2 Institutions: an outline history
2.1 Institutions and segregation
In this section I'll be compressing most of the history of legislation and provision which came to form the basis of health and social care over the last two centuries into quite a small space! You may want to find out more about particular aspects and developments. If you do, then you'll find the list of references to books and articles at the end of the course useful.
At one time, poverty, madness, disability and criminality were thought of as unchangeable God-given or demonic states. In the late eighteenth and early nineteenth centuries institutional care emerged as these conditions came to be viewed as treatable. Because it was believed that people could be improved in some way by being set apart from influences which were seen as damaging (like poor families, disease and lack of education) prisons, hospitals and asylums were designed with highly regimented and controlling regimes. Indeed earlier provision for adults and children with learning difficulties focused specifically on education and training programmes. An ethic of work was fundamental to many of these systems of care–work was seen as improving and at the same time providing for inmates’ and patients’ keep. Institutions also had the function of protecting other people whom, it was thought, might be at risk from contact with poor, mad, disabled or law-breaking members of society.

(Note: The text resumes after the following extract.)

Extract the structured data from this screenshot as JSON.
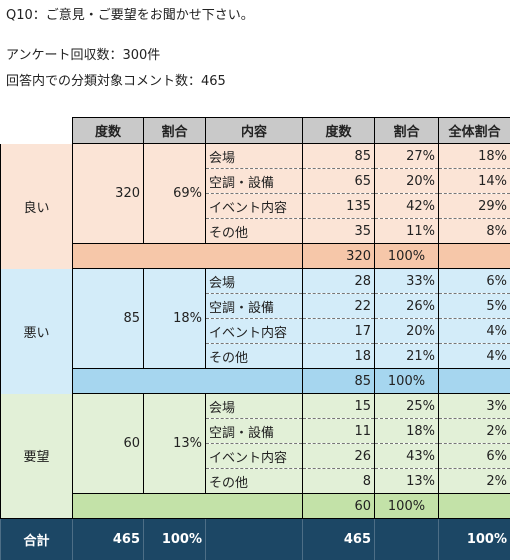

Previously, people with mental illness had been subjected to degrading practices, often being treated as public spectacles to be ridiculed and terrorised. Many of the nineteenth century reformers wanted to offer more humane treatment yet at the same time they were keen to provide opportunities for the medical profession to experiment with and treat more cases. Charles Dickens, writing in 1841, portrays Barnaby Rudge as someone with learning difficulties. His words are uncritical, but at the same time serve to distance his readers from his main character's humanity. They illustrate the dilemma he faced in writing about such a subject at that time:
Startling as his aspect was, the features were good, and there was something even plaintive in his wan and haggard aspect. But the absence of a soul is far more terrible in a living man than a dead one, and in this unfortunate being its noblest powers were wanting.
(Dickens, 1841, p. 28)
Reformers like Lord Shaftesbury supported those doctors who believed in removing chains and adopting a more caring regime, such as that developed at the Retreat in York which had been opened by Quakers as early as 1796. However while Shaftesbury was arguing for a more enlightened philosophy of care he also referred to ‘patients’, ‘hospitals’ and ‘doctors’. A new language designating conditions which had been thought of in ‘moral’ terms emerged as people came to be classified as ‘insane’, ‘imbeciles’ and ‘idiots’ which at the time were seen as scientific terms. With the new language came new courses of treatment, including bathing, mild sedative drugs, poultices and enemas. One system and language of care was thus substituted by another, more medical one (Nolan, 1993, pp. 33–5). This change in the words used to describe different conditions and disabilities marks a shift in attitudes and care practice.
The 1845 Lunacy Act and the Lunacy (Scotland) Act of 1857 required the counties or local authorities to build and maintain asylums. These new environments were seen as providing the basis for reforming difficult behaviours or treating illnesses. They provided a total environment of treatment, support and work for their inmates. The institutions, the treatment regimes and the segregation, it was believed, would contribute to some kind of cure. And of course, because they were so segregated, the general public had little opportunity to witness what went on within. This encouraged a belief that they were curative or at least therapeutic in some way.
Within the asylums, doctors’ powers tended to be unquestioned and were supported by public fears whipped up by contemporary newspaper reports. Indeed, in England and Wales the number of people certified as ‘lunatics’ doubled between 1844 and 1860, leading some people at the time to question the reliability of such assessments. Were publicity and social panic having an effect on judgements (Nolan, 1993, p. 33)? The growth in the numbers also had its effect on the operation of care within the institution as ‘cure and treatment’ could easily become ‘control and punishment’.
A distinctive feature of the asylums was their size. Many asylum buildings were remarkable in terms of architecture and layout. While the first asylums, like the Retreat at York, were meant for only 30 patients, by 1900 buildings came to average over 800. Colney Hatch, the Middlesex asylum which opened in 1851, was from the start designed for 1,000 patients. Its frontage was nearly one-third of a mile long (Alaszewski, 1986, p. 8).
These early institutions developed out of Elizabethan Poor Law provision where those whose families could not care for them or who were unable to provide for themselves were supported out of local parish funds in workhouses and small institutions.